2021.12.01
2021年12月19日(日)開催
アメリカ中心の世界は変わるのか?――社会思想と宗教から考える
藤本龍児 ホスト:石島裕之
- 開催日時
- 2021年12月19日(日)14:00~15:30
- 講師
- 藤本龍児
- ホスト
- 石島裕之
- 場所
- Zoom【後日、アーカイブの視聴も可能です】
- 料金
- 1500円(税込)
※高校・大学・大学院生は無料です。
対象書籍
「アメリカ」中心の世界像が崩れつつあります。
これは、アメリカの覇権が失われてきた、というような「アメリカ衰退論」とは少し違います。20世紀は「アメリカの世紀」だと言われてきました。アメリカが経済力や軍事力、政治力によって覇権を握ったためです。しかし、それだけでなく、世界を主導するリーディング・コンセプトを示してきたからでもありました。それは端的には、リベラル・デモクラシーと市場経済、という理念といってよいでしょう。そうした理念があってはじめてアメリカは「現代文明のモデル」となり、「アメリカの世紀」が実現されたのでした。
しかし今や、そのようにアメリカを現代文明のモデルとする時代は終わりつつあるのではないか。トランプ現象、ブレグジット、ポピュリズム、コロナ・パンデミック、あるいはアフガニスタンにおける失敗など、近年の出来事を大きな社会思想史的な展望によって位置づけると、そのことが見えてきます。もう少しさかのぼって9.11同時多発テロやリーマン・ショックも同じ流れのなかにあると思われます。
ここで大きな社会思想的展望というのは、ほぼ百年、一世紀前にウェーバーが展開した資本主義論や近代化論、その後にハイデガーが展開した存在論や技術論、これらによって示された文明論による展望です。端的には「鉄の檻」や「総かり立て体制」として描き出された現代文明像と言ってもよいでしょう。そして、そこに通底するテーマは、プロテスタンティズムであれ、ユダヤ・キリスト教的伝統であれ、「魔術化」をめぐるものでした。それらの文明論は宗教論でもあって、そうした次元で考えるには、今世紀に入って展開されている「ポスト世俗化」論を論じなければなりません。

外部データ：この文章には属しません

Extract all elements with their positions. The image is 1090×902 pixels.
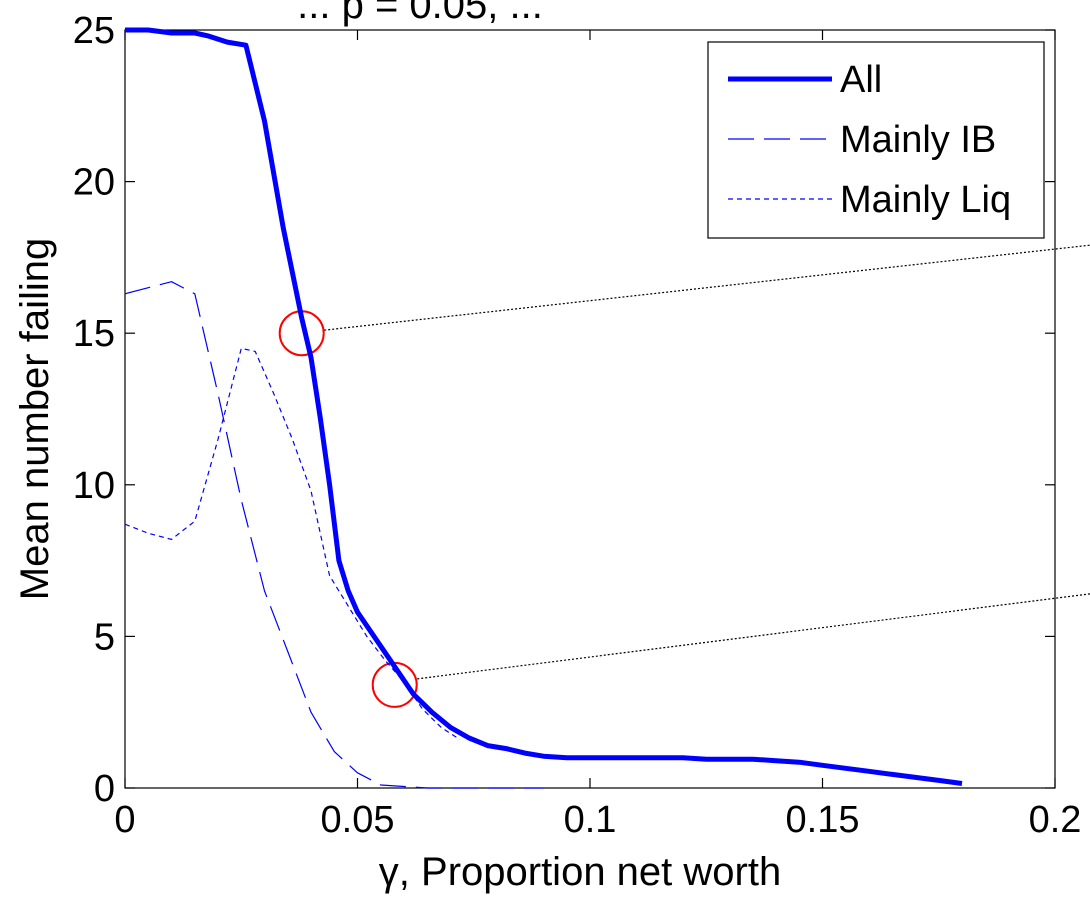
chart-title: ... p = 0.05, ... bbox=[297, 0, 543, 27]
series-line-mainly-ib bbox=[124, 281, 544, 789]
legend-label: Mainly Liq bbox=[840, 179, 1011, 221]
legend-box bbox=[707, 41, 1045, 239]
y-tick-label: 25 bbox=[73, 10, 115, 52]
x-tick-label: 0.1 bbox=[564, 799, 617, 841]
leader-line bbox=[417, 593, 1090, 680]
leader-line bbox=[324, 244, 1090, 331]
axes: 0 0.05 0.1 0.15 0.2 0 5 10 15 20 25 bbox=[73, 10, 1082, 841]
series-line-all bbox=[125, 27, 963, 786]
series-group bbox=[124, 27, 963, 789]
chart-title-group: ... p = 0.05, ... bbox=[297, 0, 543, 27]
y-axis-label: Mean number failing bbox=[13, 238, 57, 600]
legend: All Mainly IB Mainly Liq bbox=[707, 41, 1045, 239]
legend-label: All bbox=[840, 59, 882, 101]
x-tick-label: 0.15 bbox=[786, 799, 860, 841]
y-tick-label: 20 bbox=[73, 162, 115, 204]
annotations bbox=[278, 244, 1090, 708]
series-line-mainly-liq bbox=[124, 347, 461, 741]
x-tick-label: 0.05 bbox=[321, 799, 395, 841]
y-tick-label: 15 bbox=[73, 313, 115, 355]
y-tick-label: 10 bbox=[73, 465, 115, 507]
legend-label: Mainly IB bbox=[840, 119, 996, 161]
y-tick-label: 5 bbox=[94, 616, 115, 658]
x-tick-label: 0 bbox=[114, 799, 135, 841]
x-axis-label: γ, Proportion net worth bbox=[379, 850, 781, 894]
y-tick-label: 0 bbox=[94, 768, 115, 810]
x-tick-label: 0.2 bbox=[1029, 799, 1082, 841]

このトーク・ラウンジでは、そうした古典や近年の論争を手がかりに、いま到来しつつある「ポスト・アメリカニズムの世紀」について皆さんと考えてみたいと思います。
プロフィール
藤本龍児
1976年、山口県生まれ。早稲田大学社会科学部卒業。京都大学人間・環境学研究科博士課程修了。博士(人間・環境学)。社会哲学・宗教社会学を専攻。現在、帝京大学文学部社会学科准教授。単著に『アメリカの公共宗教――多元社会における精神性』(NTT出版)、共著に『現代社会論のキーワード――冷戦後世界を読み解く』(ナカニシヤ出版)、『宗教と社会のフロンティア――宗教社会学からみる現代日本』(勁草書房)、『聖地巡礼ツーリズム』(弘文堂)、『宗教と公共空間――見直される宗教の役割』(東京大学出版会)、『よくわかる宗教学』(ミネルヴァ書房)、『米国の対外政策に影響を与える国内的諸要因』(公益財団法人日本国際問題研究所)、『基礎ゼミ宗教学』(世界思想社)、『50州が動かすアメリカ政治』(勁草書房)など、翻訳にホセ・カサノヴァ「公共宗教を論じなおす」『宗教概念の彼方へ』(法藏館)所収。